A denim supplier in Bangladesh, told Forbes that he was forced to accept a 30 percent discount on a large order of jeans already completed and shipped for Burton Meanswear, incurring a loss.

The renegotiation comes at a time when he is already owed $10 million in total from a number of his buyers, including Peacocks and Global Brands Group, which produces wholesale products for Jones New York, and Arcadia Group, which owns a number of retailers, including Topshop, Topman, and Burton Menswear.

This is just one of many stories of clothing companies demanding steep discounts and withholding payments for completed goods from their suppliers in Bangladeshi factories.

It comes after many brands and retailers cancelled orders worth billions of dollars in March amid the Covid-19 pandemic.

At a time when countries are easing lockdowns and the apparel industry is scrambling to make up for lost sales, brands are continuing to pass on their financial burdens onto factories in garment-making countries as a feasible way to save their flailing businesses.

Some clothing companies say they would pay their suppliers, when and how much the brands agree to pay would make the difference between survival and closing up shop, according to reports.

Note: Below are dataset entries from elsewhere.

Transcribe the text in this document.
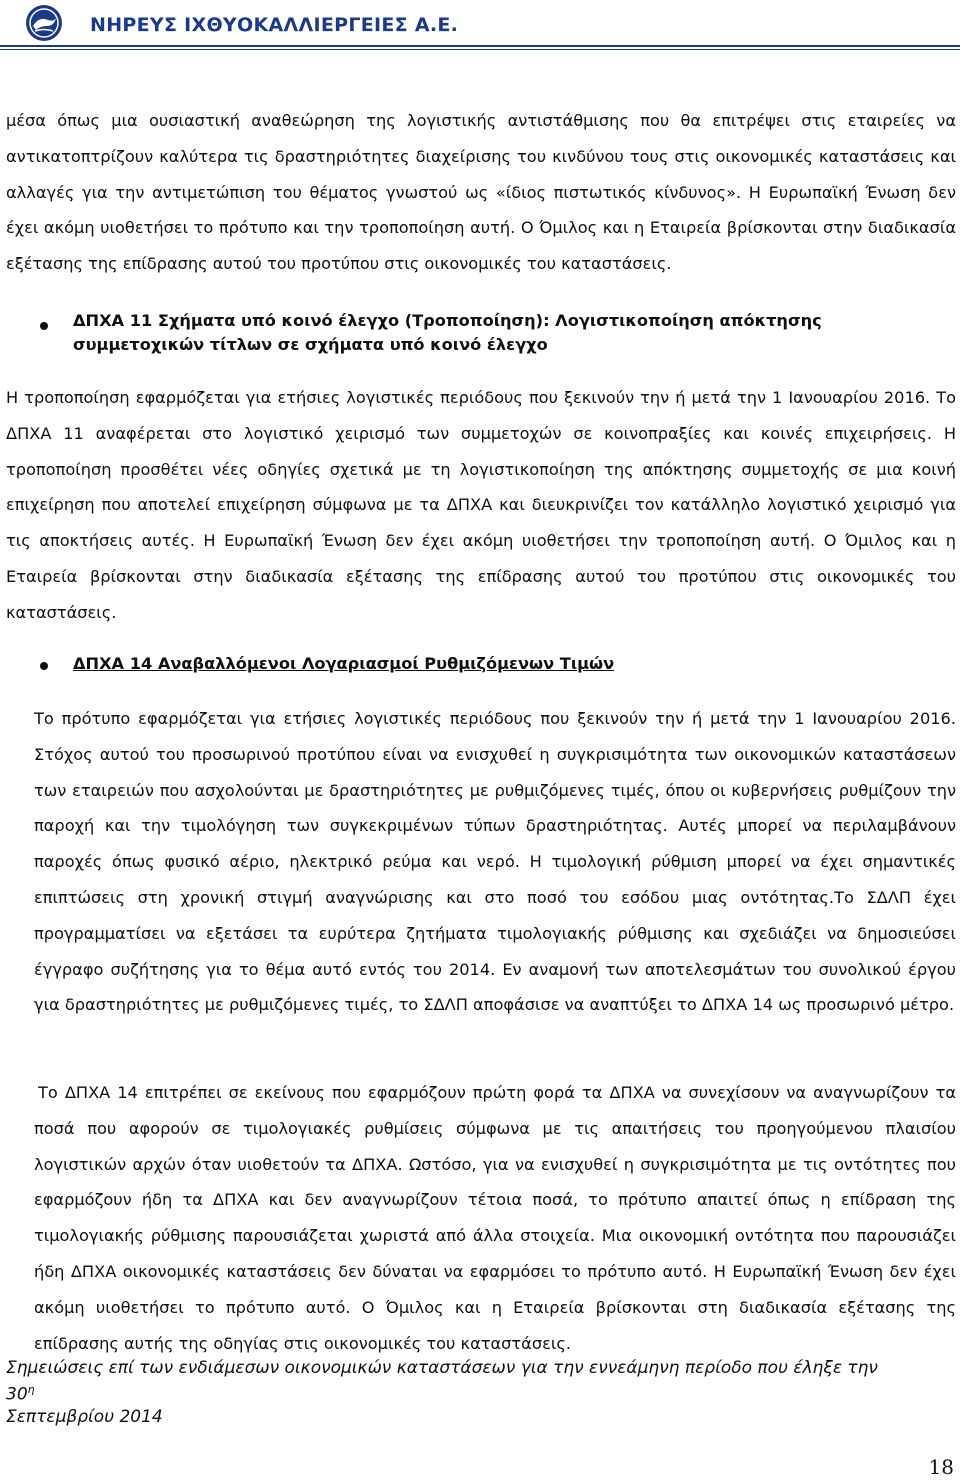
ΝΗΡΕΥΣ ΙΧΘΥΟΚΑΛΛΙΕΡΓΕΙΕΣ Α.Ε.

μέσα όπως μια ουσιαστική αναθεώρηση της λογιστικής αντιστάθμισης που θα επιτρέψει στις εταιρείες να αντικατοπτρίζουν καλύτερα τις δραστηριότητες διαχείρισης του κινδύνου τους στις οικονομικές καταστάσεις και αλλαγές για την αντιμετώπιση του θέματος γνωστού ως «ίδιος πιστωτικός κίνδυνος». Η Ευρωπαϊκή Ένωση δεν έχει ακόμη υιοθετήσει το πρότυπο και την τροποποίηση αυτή. Ο Όμιλος και η Εταιρεία βρίσκονται στην διαδικασία εξέτασης της επίδρασης αυτού του προτύπου στις οικονομικές του καταστάσεις.

ΔΠΧΑ 11 Σχήματα υπό κοινό έλεγχο (Τροποποίηση): Λογιστικοποίηση απόκτησης συμμετοχικών τίτλων σε σχήματα υπό κοινό έλεγχο

Η τροποποίηση εφαρμόζεται για ετήσιες λογιστικές περιόδους που ξεκινούν την ή μετά την 1 Ιανουαρίου 2016. Το ΔΠΧΑ 11 αναφέρεται στο λογιστικό χειρισμό των συμμετοχών σε κοινοπραξίες και κοινές επιχειρήσεις. Η τροποποίηση προσθέτει νέες οδηγίες σχετικά με τη λογιστικοποίηση της απόκτησης συμμετοχής σε μια κοινή επιχείρηση που αποτελεί επιχείρηση σύμφωνα με τα ΔΠΧΑ και διευκρινίζει τον κατάλληλο λογιστικό χειρισμό για τις αποκτήσεις αυτές. Η Ευρωπαϊκή Ένωση δεν έχει ακόμη υιοθετήσει την τροποποίηση αυτή. Ο Όμιλος και η Εταιρεία βρίσκονται στην διαδικασία εξέτασης της επίδρασης αυτού του προτύπου στις οικονομικές του καταστάσεις.

ΔΠΧΑ 14 Αναβαλλόμενοι Λογαριασμοί Ρυθμιζόμενων Τιμών

Το πρότυπο εφαρμόζεται για ετήσιες λογιστικές περιόδους που ξεκινούν την ή μετά την 1 Ιανουαρίου 2016. Στόχος αυτού του προσωρινού προτύπου είναι να ενισχυθεί η συγκρισιμότητα των οικονομικών καταστάσεων των εταιρειών που ασχολούνται με δραστηριότητες με ρυθμιζόμενες τιμές, όπου οι κυβερνήσεις ρυθμίζουν την παροχή και την τιμολόγηση των συγκεκριμένων τύπων δραστηριότητας. Αυτές μπορεί να περιλαμβάνουν παροχές όπως φυσικό αέριο, ηλεκτρικό ρεύμα και νερό. Η τιμολογική ρύθμιση μπορεί να έχει σημαντικές επιπτώσεις στη χρονική στιγμή αναγνώρισης και στο ποσό του εσόδου μιας οντότητας.Το ΣΔΛΠ έχει προγραμματίσει να εξετάσει τα ευρύτερα ζητήματα τιμολογιακής ρύθμισης και σχεδιάζει να δημοσιεύσει έγγραφο συζήτησης για το θέμα αυτό εντός του 2014. Εν αναμονή των αποτελεσμάτων του συνολικού έργου για δραστηριότητες με ρυθμιζόμενες τιμές, το ΣΔΛΠ αποφάσισε να αναπτύξει το ΔΠΧΑ 14 ως προσωρινό μέτρο.

Το ΔΠΧΑ 14 επιτρέπει σε εκείνους που εφαρμόζουν πρώτη φορά τα ΔΠΧΑ να συνεχίσουν να αναγνωρίζουν τα ποσά που αφορούν σε τιμολογιακές ρυθμίσεις σύμφωνα με τις απαιτήσεις του προηγούμενου πλαισίου λογιστικών αρχών όταν υιοθετούν τα ΔΠΧΑ. Ωστόσο, για να ενισχυθεί η συγκρισιμότητα με τις οντότητες που εφαρμόζουν ήδη τα ΔΠΧΑ και δεν αναγνωρίζουν τέτοια ποσά, το πρότυπο απαιτεί όπως η επίδραση της τιμολογιακής ρύθμισης παρουσιάζεται χωριστά από άλλα στοιχεία. Μια οικονομική οντότητα που παρουσιάζει ήδη ΔΠΧΑ οικονομικές καταστάσεις δεν δύναται να εφαρμόσει το πρότυπο αυτό. Η Ευρωπαϊκή Ένωση δεν έχει ακόμη υιοθετήσει το πρότυπο αυτό. Ο Όμιλος και η Εταιρεία βρίσκονται στη διαδικασία εξέτασης της επίδρασης αυτής της οδηγίας στις οικονομικές του καταστάσεις.

Σημειώσεις επί των ενδιάμεσων οικονομικών καταστάσεων για την εννεάμηνη περίοδο που έληξε την $30^\eta$
Σεπτεμβρίου 2014

18
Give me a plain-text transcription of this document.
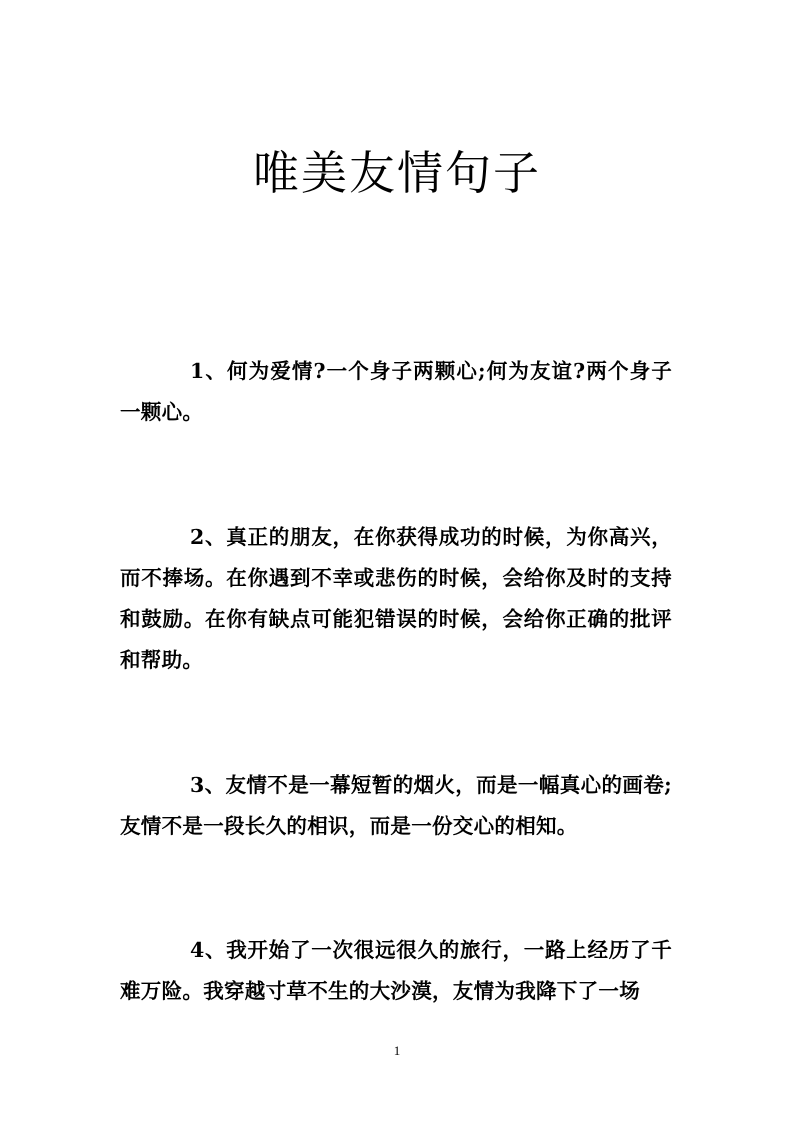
唯美友情句子

1、何为爱情?一个身子两颗心;何为友谊?两个身子一颗心。

2、真正的朋友，在你获得成功的时候，为你高兴，而不捧场。在你遇到不幸或悲伤的时候，会给你及时的支持和鼓励。在你有缺点可能犯错误的时候，会给你正确的批评和帮助。

3、友情不是一幕短暂的烟火，而是一幅真心的画卷; 友情不是一段长久的相识，而是一份交心的相知。

4、我开始了一次很远很久的旅行，一路上经历了千难万险。我穿越寸草不生的大沙漠，友情为我降下了一场

1
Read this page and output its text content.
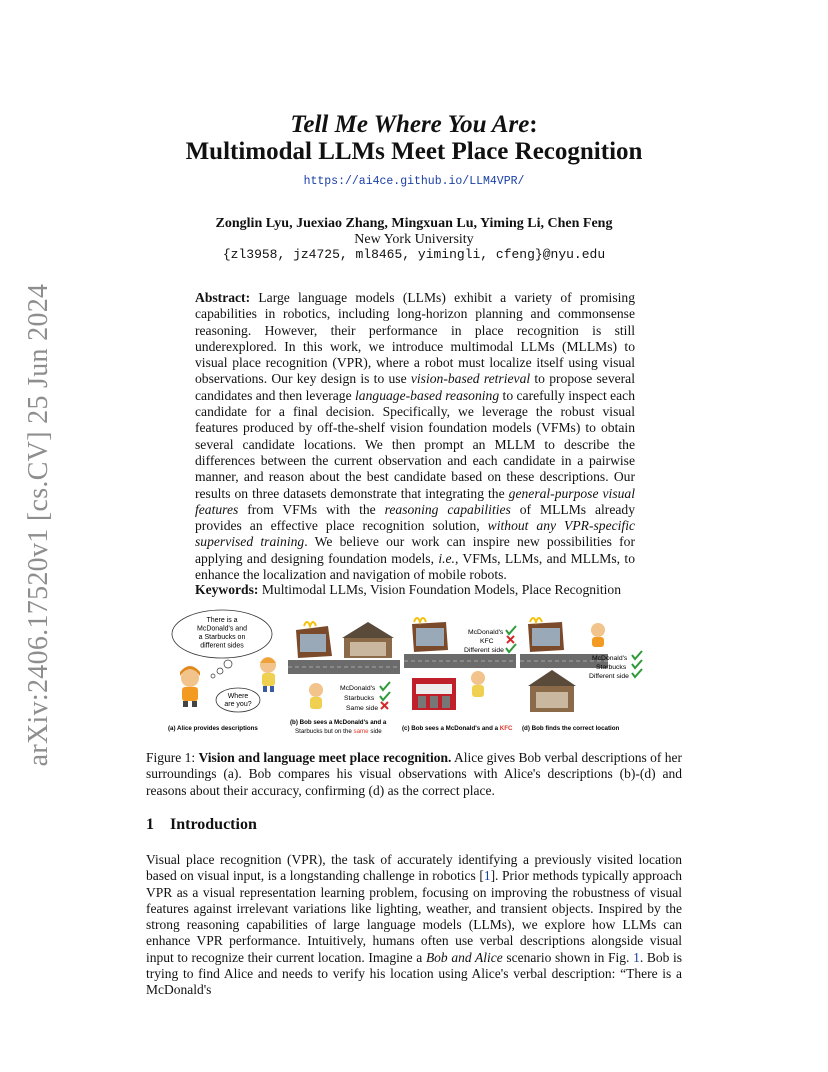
arXiv:2406.17520v1 [cs.CV] 25 Jun 2024
Tell Me Where You Are:
Multimodal LLMs Meet Place Recognition
https://ai4ce.github.io/LLM4VPR/
Zonglin Lyu, Juexiao Zhang, Mingxuan Lu, Yiming Li, Chen Feng
New York University
{zl3958, jz4725, ml8465, yimingli, cfeng}@nyu.edu
Abstract: Large language models (LLMs) exhibit a variety of promising capabilities in robotics, including long-horizon planning and commonsense reasoning. However, their performance in place recognition is still underexplored. In this work, we introduce multimodal LLMs (MLLMs) to visual place recognition (VPR), where a robot must localize itself using visual observations. Our key design is to use vision-based retrieval to propose several candidates and then leverage language-based reasoning to carefully inspect each candidate for a final decision. Specifically, we leverage the robust visual features produced by off-the-shelf vision foundation models (VFMs) to obtain several candidate locations. We then prompt an MLLM to describe the differences between the current observation and each candidate in a pairwise manner, and reason about the best candidate based on these descriptions. Our results on three datasets demonstrate that integrating the general-purpose visual features from VFMs with the reasoning capabilities of MLLMs already provides an effective place recognition solution, without any VPR-specific supervised training. We believe our work can inspire new possibilities for applying and designing foundation models, i.e., VFMs, LLMs, and MLLMs, to enhance the localization and navigation of mobile robots.
Keywords: Multimodal LLMs, Vision Foundation Models, Place Recognition
There is a
McDonald's and
a Starbucks on
different sides
Where
are you?
(a) Alice provides descriptions
McDonald's
Starbucks
Same side
(b) Bob sees a McDonald's and a
Starbucks but on the same side
McDonald's
KFC
Different side
(c) Bob sees a McDonald's and a KFC
McDonald's
Starbucks
Different side
(d) Bob finds the correct location
Figure 1: Vision and language meet place recognition. Alice gives Bob verbal descriptions of her surroundings (a). Bob compares his visual observations with Alice's descriptions (b)-(d) and reasons about their accuracy, confirming (d) as the correct place.
1 Introduction
Visual place recognition (VPR), the task of accurately identifying a previously visited location based on visual input, is a longstanding challenge in robotics [1]. Prior methods typically approach VPR as a visual representation learning problem, focusing on improving the robustness of visual features against irrelevant variations like lighting, weather, and transient objects. Inspired by the strong reasoning capabilities of large language models (LLMs), we explore how LLMs can enhance VPR performance. Intuitively, humans often use verbal descriptions alongside visual input to recognize their current location. Imagine a Bob and Alice scenario shown in Fig. 1. Bob is trying to find Alice and needs to verify his location using Alice's verbal description: “There is a McDonald's
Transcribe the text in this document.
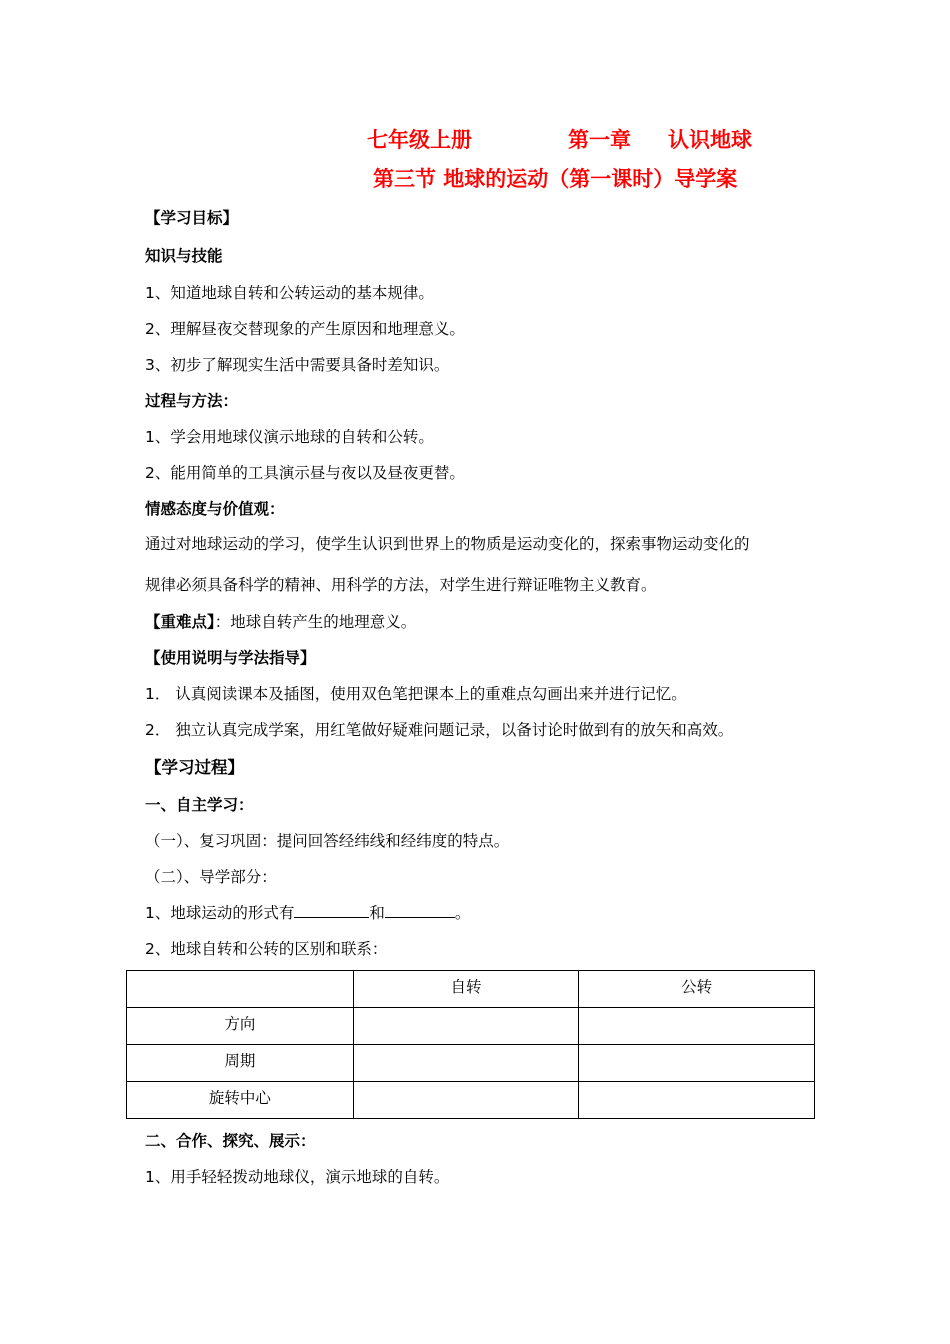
七年级上册	第一章 认识地球
第三节 地球的运动（第一课时）导学案
【学习目标】
知识与技能
1、知道地球自转和公转运动的基本规律。
2、理解昼夜交替现象的产生原因和地理意义。
3、初步了解现实生活中需要具备时差知识。
过程与方法：
1、学会用地球仪演示地球的自转和公转。
2、能用简单的工具演示昼与夜以及昼夜更替。
情感态度与价值观：
通过对地球运动的学习，使学生认识到世界上的物质是运动变化的，探索事物运动变化的
规律必须具备科学的精神、用科学的方法，对学生进行辩证唯物主义教育。
【重难点】：地球自转产生的地理意义。
【使用说明与学法指导】
1． 认真阅读课本及插图，使用双色笔把课本上的重难点勾画出来并进行记忆。
2． 独立认真完成学案，用红笔做好疑难问题记录，以备讨论时做到有的放矢和高效。
【学习过程】
一、自主学习：
（一）、复习巩固：提问回答经纬线和经纬度的特点。
（二）、导学部分：
1、地球运动的形式有	和	。
2、地球自转和公转的区别和联系：
	自转	公转
方向		
周期		
旋转中心		
二、合作、探究、展示：
1、用手轻轻拨动地球仪，演示地球的自转。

Over two dozen local suppliers revealed that clothing companies are demanding up to 50 percent discounts on already shipped goods and six-month delays in payment for completed orders. They are also refusing to pay for orders until after the products are sold in stores, and based only on a percentage of sales, which could mean factories not getting any money until the end of the year,

“They won’t be able to pay workers, if these payments are not released right away,” he told Forbes via WhatsApp, adding that he foresees more demonstrations and increasing violence if factories are unable to pay wages and bonuses to garment workers ahead of upcoming the Eid holiday, on the weekend of May 23.

Mentioning that most suppliers in Bangladesh are fearful of speaking out against their buyers, especially big brands, Haque said, “I talked with over two-dozen factories. All of those were asked to stay ‘shut-up’ [by brands] if they want to continue business.”

Meanwhile, a 4.1 million-person workforce engaged in Bangladesh’s RMG sector is at risk of going under in the coming days, with unpaid bills piling up for the factories and months of slow to no work ahead of them.